Heck a roof repair would kick out a 10 page estimate that broke down each separate line item so when that desk jockey was trying to find a way to cut the bid there was no specific way to delete out any 1 line item without directly affecting another line item.


----------



## npm (Nov 14, 2012)

Wannabe said:


> NPM,
> 
> What you said is very very important thus the reason to use a GOOD DETAILED estimating software. When I did a lot of P&P we still used Xactimate for any repair bids and we did the same as you: answer a question with a question.
> 
> Heck a roof repair would kick out a 10 page estimate that broke down each separate line item so when that desk jockey was trying to find a way to cut the bid there was no specific way to delete out any 1 line item without directly affecting another line item.


I got into the happen before knowing about xactimate. I looked into it but I don't do enough insurance or restoration jobs to justify cost.

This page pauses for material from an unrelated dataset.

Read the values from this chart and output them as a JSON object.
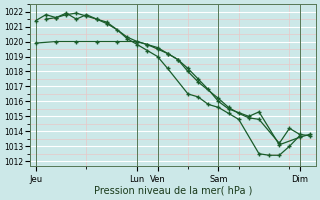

I know servpro uses it for all they're work.

I will provide details of the process and what's steps need to take place if I want to get the bid back. My last bid for a national regarding a structural beam that was falling was 6-7 pages on quick books estimate. 

I refuse to provide bids on the "nationals" bid sheets. They never provide enough room or boxes for correct information. None of them even have options for "slate" tile type roofs


----------



## Wannabe (Oct 1, 2012)

Have you checked out the Xactimate Property Preservation Estimating module? I haven't but wonder if pricing is the same as the General Contractor rates...?


----------



## LaCaSa (Apr 13, 2014)

Wannabe, I was curious if they had something like that along those lines, more towarda preservation. Also Im having the toughest time downloading it to my computer. Every time I reinstall the data, something goes wrong during the downloading process. When I go to open/run the program, it gives me an error screen about download was corrupted, error code43 or something. And it completely goes away, or asks to restart the computer. But once its back to main screen, the program is gone. Anyone have similar problems?


----------



## Wannabe (Oct 1, 2012)

There is a Chat Line to ask questions at Xactware/support.com and they can help in the download.. Had to use it a few times lately! We have our estimates so we can do the estimate in the field on the IPad and input pics and sketches from the pictures we take and upload to the Cloud (hate that term) so we can get them on the office computers. 

It's a great program but can be very hard to learn.


----------



## moreo (Mar 11, 2014)

Does anyone ever use nextestimate.info? I have been using just to get a idea.


----------



## LaCaSa (Apr 13, 2014)

moreo, this is a great link! Were did these prices come from and are they some what accurate? Are these typical prices that most of the contractors on here would use or agree to?


----------